Generative poetry and narrative programs have become mainstream projects for all levels of programmers and even gamer culture. Professional programmers design small scale poetry bots in their spare time. Undergraduate Computer Science students are frequently assigned little projects that test their skills with combinatorics and dictionaries. The ability to code a generative algorithm to mimic the vocabulary or style of a poet is a standard way to put the “STEM” in a “Science Technology Engineering Arts and Mathematics (STEAM)” curriculum. Literary criticism is quickly catching up, with more journals of literary studies asking for more generative poetry theory each year. Casual literary criticism in newspapers and blogs have moved away from asking “Is it art?” to more substantial reviews.
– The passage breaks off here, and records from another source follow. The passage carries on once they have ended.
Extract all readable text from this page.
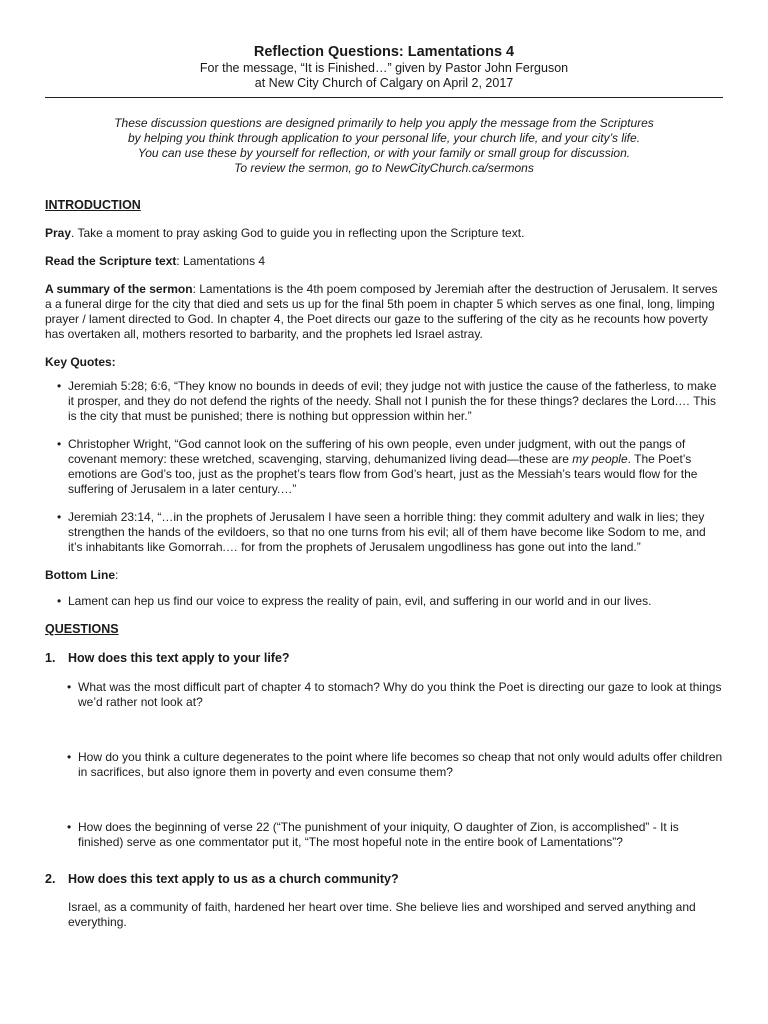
Reflection Questions: Lamentations 4

For the message, “It is Finished…” given by Pastor John Ferguson

at New City Church of Calgary on April 2, 2017

These discussion questions are designed primarily to help you apply the message from the Scriptures
by helping you think through application to your personal life, your church life, and your city’s life.
You can use these by yourself for reflection, or with your family or small group for discussion.
To review the sermon, go to NewCityChurch.ca/sermons
INTRODUCTION

Pray. Take a moment to pray asking God to guide you in reflecting upon the Scripture text.

Read the Scripture text: Lamentations 4

A summary of the sermon: Lamentations is the 4th poem composed by Jeremiah after the destruction of Jerusalem. It serves a a funeral dirge for the city that died and sets us up for the final 5th poem in chapter 5 which serves as one final, long, limping prayer / lament directed to God. In chapter 4, the Poet directs our gaze to the suffering of the city as he recounts how poverty has overtaken all, mothers resorted to barbarity, and the prophets led Israel astray.

Key Quotes:

• Jeremiah 5:28; 6:6, “They know no bounds in deeds of evil; they judge not with justice the cause of the fatherless, to make it prosper, and they do not defend the rights of the needy. Shall not I punish the for these things? declares the Lord.… This is the city that must be punished; there is nothing but oppression within her.”
• Christopher Wright, “God cannot look on the suffering of his own people, even under judgment, with out the pangs of covenant memory: these wretched, scavenging, starving, dehumanized living dead—these are my people. The Poet’s emotions are God’s too, just as the prophet’s tears flow from God’s heart, just as the Messiah’s tears would flow for the suffering of Jerusalem in a later century.…”
• Jeremiah 23:14, “…in the prophets of Jerusalem I have seen a horrible thing: they commit adultery and walk in lies; they strengthen the hands of the evildoers, so that no one turns from his evil; all of them have become like Sodom to me, and it’s inhabitants like Gomorrah.… for from the prophets of Jerusalem ungodliness has gone out into the land.”

Bottom Line:

• Lament can hep us find our voice to express the reality of pain, evil, and suffering in our world and in our lives.
QUESTIONS
1.	How does this text apply to your life?
• What was the most difficult part of chapter 4 to stomach? Why do you think the Poet is directing our gaze to look at things we’d rather not look at?
• How do you think a culture degenerates to the point where life becomes so cheap that not only would adults offer children in sacrifices, but also ignore them in poverty and even consume them?
• How does the beginning of verse 22 (“The punishment of your iniquity, O daughter of Zion, is accomplished” - It is finished) serve as one commentator put it, “The most hopeful note in the entire book of Lamentations”?
2.	How does this text apply to us as a church community?

Israel, as a community of faith, hardened her heart over time. She believe lies and worshiped and served anything and everything.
What is the next step for generative poetry? In a fast-paced world with short attention span, how does generative poetry resist a swift death as a fad, while also avoiding the slow stagnation of becoming more of a cliché than a genre? What justifies generative poetry as experimental instead of just reiterations of a standard toolkit? How is a poetry generator moving beyond just a developer of optimized literal strings of characters and into something of an art?
We propose that generative poetry needs to start working its way into live poetry readings, beyond the framework of production of poetry as an artifact and into the idea of poetry as performance. In particular, we believe that poetry programmers need to take their poems to the open mic sessions that bookend most community-based poetry readings. This aim is as much of a tactical maneuver, for recognition of the contribution they make to art in their local community, as it is a living laboratory to test their mettle like any human poet in the postmodern, intertextual, twenty first century.
It is time for hacker poets to find out if they can “hack it,” pun intended, in open mic poetry readings. Someone who codes generative poetry algorithms is contributing to the literature of their neighbourhood, city, and nation. They deserve some stage time among the other poets. We also suggest that while some poetry is cliché, all poets are eccentric and have a unique voice. All poets are cybernetic, in the sense of Wiener’s definition of “the scientific study of control and communication in the animal and the machine.” This creates a new definition of the Cybernetic poet who not only uses the tools but is able to present the expression.
Some read their poetry off of their smartphones. Other poets incorporate sound effects like looping and distortion in their readings. Others add images to their stagecraft that doesn’t appear on the page or poetry blog. Some poets have artificial limbs, speak through vocoders, or simply change the settings on the microphone/amp setup on stage. All manner of performance poets utilizes the live venue to create unique artistic experiences.
We assert that generative poetry is equally as cybernetic as the other forms of poetry that happen on
stage, especially when computer generated poems are performed through the voice, body, and presence of a human. We will not know what that means for each AI poet, however, until they take the stage. The Turing test is not enough to examine a poem and only looks at the ideas development method, and not the importance of the expression of the ideas on stage.
All live performances are somewhat rehearsed, in that they are imagined beforehand and then altered by the stage, the lighting, the acoustics, and a host of variables in the performance. Because performances are shared with an interactive audience, the audience brings their own rehearsed role, whether that means silently paying attention, kibitzing the stage, or being bored and texting rudely. Each poetry reading series has a culture of regulars who form cliques, and one-shot audience members. Since the poet is surrounded by so many variables, their literature is subjected to strong forces of improvisation. These forces, we contend, are the ancient cultural codes that constitute living generative features. They change the form and the content of otherwise static text into dynamic new artwork, at the moment.
Therefore, we should not, as hacker poets, underestimate the opportunity to treat open mic as a place to engage comrade poets of all stripes in their literary criticism. Perform our guts out in front of the poetry cliques and listen to their responses. Pay attention to their stage presence and consider what each of their presentation styles could do to alter or challenge our own computer-generated verses.
These responses are feedback into how the next bot should be designed and how to push forward a new expression. The expression now becomes the domain of the poet and computer, they work together as a team, the generator and the expressed presented work.